Eighth, the regime is extremely suspicious of civil society. The NGOs which claim independence and refuse to be co-opted are considered as agents of foreign powers, subversive to the “interests” of the country. Obstacles are put in the functioning of NGOs through regulatory processes; any independent opinion expressed by civil society groups is outright rejected. Organizations like Amnesty International are seen as the main drivers of an “international conspiracy” to undermine the state.
Ninth, authoritarianism feeds on the perception of a vindictive state that will use all extremes to silence critics. Comedians are arrested without cause; draconian laws, like the UAPA, are clearly misused to arrest without bail; several FIRs are filed to harass opponents; the act of sedition is invoked with innocent ease; income tax notices or ED surveys are freely used against “opponents” of the state. Any institution that refuses to fold, like the film industry, is intimidated over fragile cases and roughly tarred; fear of violence by non-state actors representing the state is very present; exhibitions are attacked, films are picketed, and advertising campaigns such as Fab India’s Jashn-e-Riwaaj are forced to withdraw for fear of violence. And an elaborate surveillance system is in place, even illegally, as the use of Pegasus seems to indicate.
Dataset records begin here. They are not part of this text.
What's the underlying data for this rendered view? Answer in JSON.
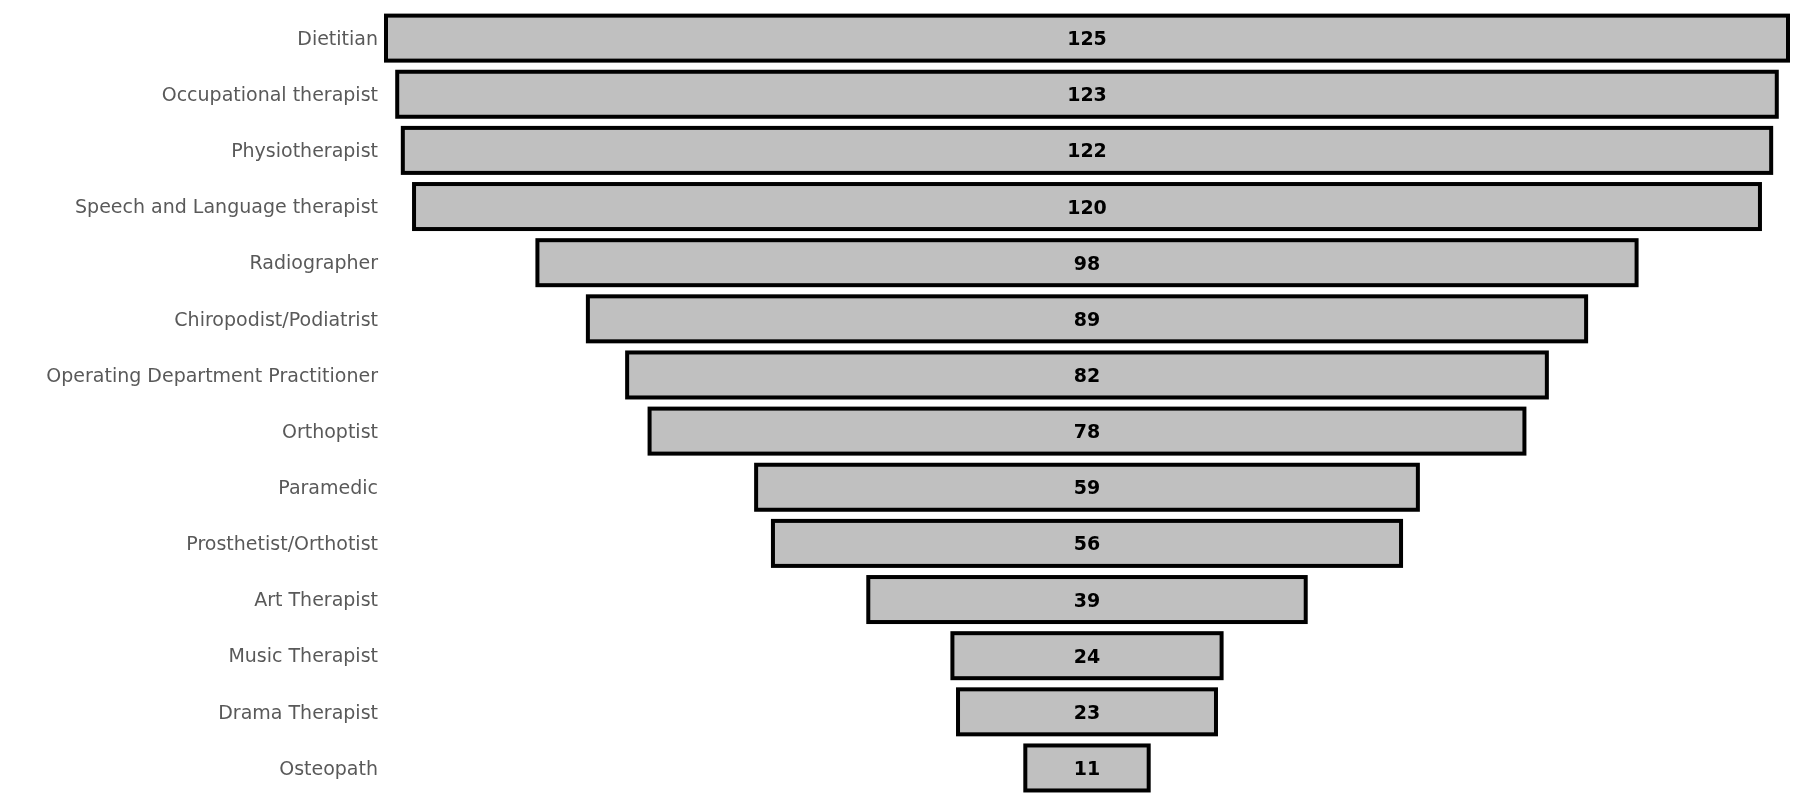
{
  "chart_data": {
    "type": "other",
    "categories": [
      "Dietitian",
      "Occupational therapist",
      "Physiotherapist",
      "Speech and Language therapist",
      "Radiographer",
      "Chiropodist/Podiatrist",
      "Operating Department Practitioner",
      "Orthoptist",
      "Paramedic",
      "Prosthetist/Orthotist",
      "Art Therapist",
      "Music Therapist",
      "Drama Therapist",
      "Osteopath"
    ],
    "values": [
      125,
      123,
      122,
      120,
      98,
      89,
      82,
      78,
      59,
      56,
      39,
      24,
      23,
      11
    ],
    "color": "#c0c0c0",
    "data_labels": true
  }
}
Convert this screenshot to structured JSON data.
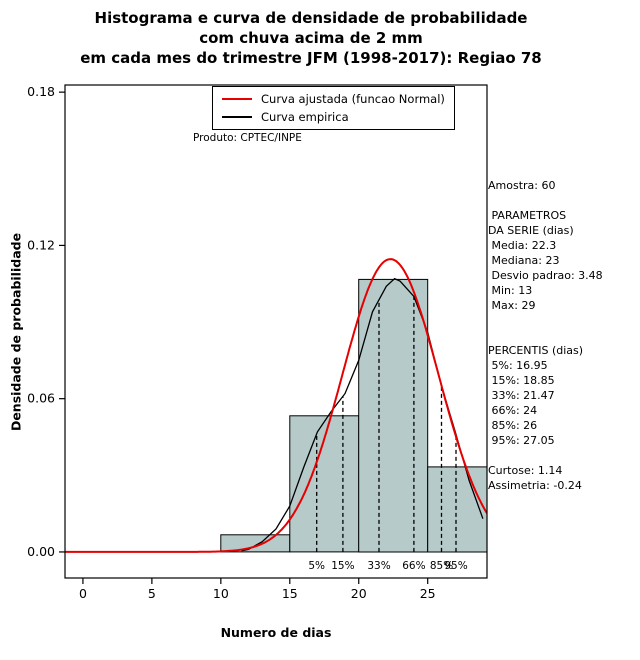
{
  "title": {
    "line1": "Histograma e curva de densidade de probabilidade",
    "line2": "com chuva acima de 2 mm",
    "line3": "em cada mes do trimestre JFM (1998-2017): Regiao 78"
  },
  "legend": {
    "items": [
      {
        "label": "Curva ajustada (funcao Normal)",
        "color": "#e60000"
      },
      {
        "label": "Curva empirica",
        "color": "#000000"
      }
    ]
  },
  "product_note": "Produto: CPTEC/INPE",
  "axes": {
    "xlabel": "Numero de dias",
    "ylabel": "Densidade de probabilidade"
  },
  "stats": {
    "lines": [
      "Amostra: 60",
      "",
      " PARAMETROS",
      "DA SERIE (dias)",
      " Media: 22.3",
      " Mediana: 23",
      " Desvio padrao: 3.48",
      " Min: 13",
      " Max: 29",
      "",
      "",
      "PERCENTIS (dias)",
      " 5%: 16.95",
      " 15%: 18.85",
      " 33%: 21.47",
      " 66%: 24",
      " 85%: 26",
      " 95%: 27.05",
      "",
      "Curtose: 1.14",
      "Assimetria: -0.24"
    ]
  },
  "chart_data": {
    "type": "bar",
    "title": "Histograma e curva de densidade de probabilidade com chuva acima de 2 mm em cada mes do trimestre JFM (1998-2017): Regiao 78",
    "xlabel": "Numero de dias",
    "ylabel": "Densidade de probabilidade",
    "xlim": [
      -1.3,
      29.3
    ],
    "ylim": [
      -0.0102,
      0.1828
    ],
    "x_ticks": [
      0,
      5,
      10,
      15,
      20,
      25
    ],
    "y_ticks": [
      0,
      0.06,
      0.12,
      0.18
    ],
    "y_tick_labels": [
      "0.00",
      "0.06",
      "0.12",
      "0.18"
    ],
    "grid": false,
    "legend_position": "top",
    "histogram": {
      "bin_edges": [
        10,
        15,
        20,
        25,
        30
      ],
      "densities": [
        0.0067,
        0.0533,
        0.1067,
        0.0333
      ],
      "counts": [
        2,
        16,
        32,
        10
      ],
      "fill_color": "#b6caca",
      "edge_color": "#000000"
    },
    "normal_curve": {
      "label": "Curva ajustada (funcao Normal)",
      "mean": 22.3,
      "sd": 3.48,
      "color": "#e60000"
    },
    "empirical_curve": {
      "label": "Curva empirica",
      "color": "#000000",
      "points": [
        [
          11.5,
          0.0005
        ],
        [
          12,
          0.001
        ],
        [
          13,
          0.004
        ],
        [
          14,
          0.009
        ],
        [
          15,
          0.018
        ],
        [
          16,
          0.033
        ],
        [
          17,
          0.047
        ],
        [
          18,
          0.055
        ],
        [
          19,
          0.062
        ],
        [
          20,
          0.075
        ],
        [
          21,
          0.094
        ],
        [
          22,
          0.104
        ],
        [
          22.6,
          0.107
        ],
        [
          23,
          0.106
        ],
        [
          24,
          0.1
        ],
        [
          25,
          0.086
        ],
        [
          26,
          0.065
        ],
        [
          27,
          0.047
        ],
        [
          28,
          0.028
        ],
        [
          29,
          0.013
        ]
      ]
    },
    "percentiles": [
      {
        "label": "5%",
        "value": 16.95
      },
      {
        "label": "15%",
        "value": 18.85
      },
      {
        "label": "33%",
        "value": 21.47
      },
      {
        "label": "66%",
        "value": 24
      },
      {
        "label": "85%",
        "value": 26
      },
      {
        "label": "95%",
        "value": 27.05
      }
    ],
    "sample_size": 60,
    "series_stats": {
      "media": 22.3,
      "mediana": 23,
      "desvio_padrao": 3.48,
      "min": 13,
      "max": 29,
      "curtose": 1.14,
      "assimetria": -0.24
    }
  }
}
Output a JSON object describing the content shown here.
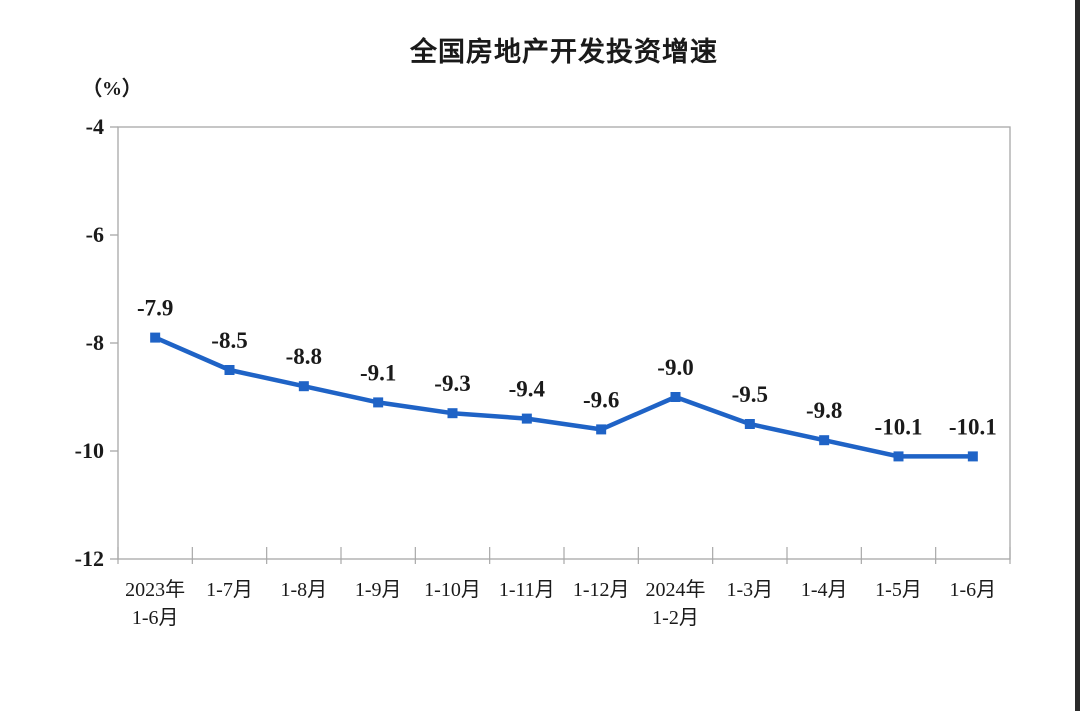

Tenth, and finally, a carefully choreographed personality cult is built around the Supreme Leader. Those who question him are enemies of the state. He does not give press conferences. He only speaks in a monologue. His photo is everywhere, often even on non-political government releases. An aura of imperiousness surrounds him. For the faithful, it is the State, above all questioning and democratic responsibility.
The current regime has a gross majority in Lok Sabha and a ruled majority in Rajya Sabha. The executive, which is supposed to be apolitical and work impartially, has long bowed to the powers that be. The subordinate judiciary often seems to have forgotten its duty to uphold the rule of law. But the judiciary, especially the superior courts and the Supreme Court, remains our only hope. It must protect democracy from the organized stranglehold of an authoritarian state.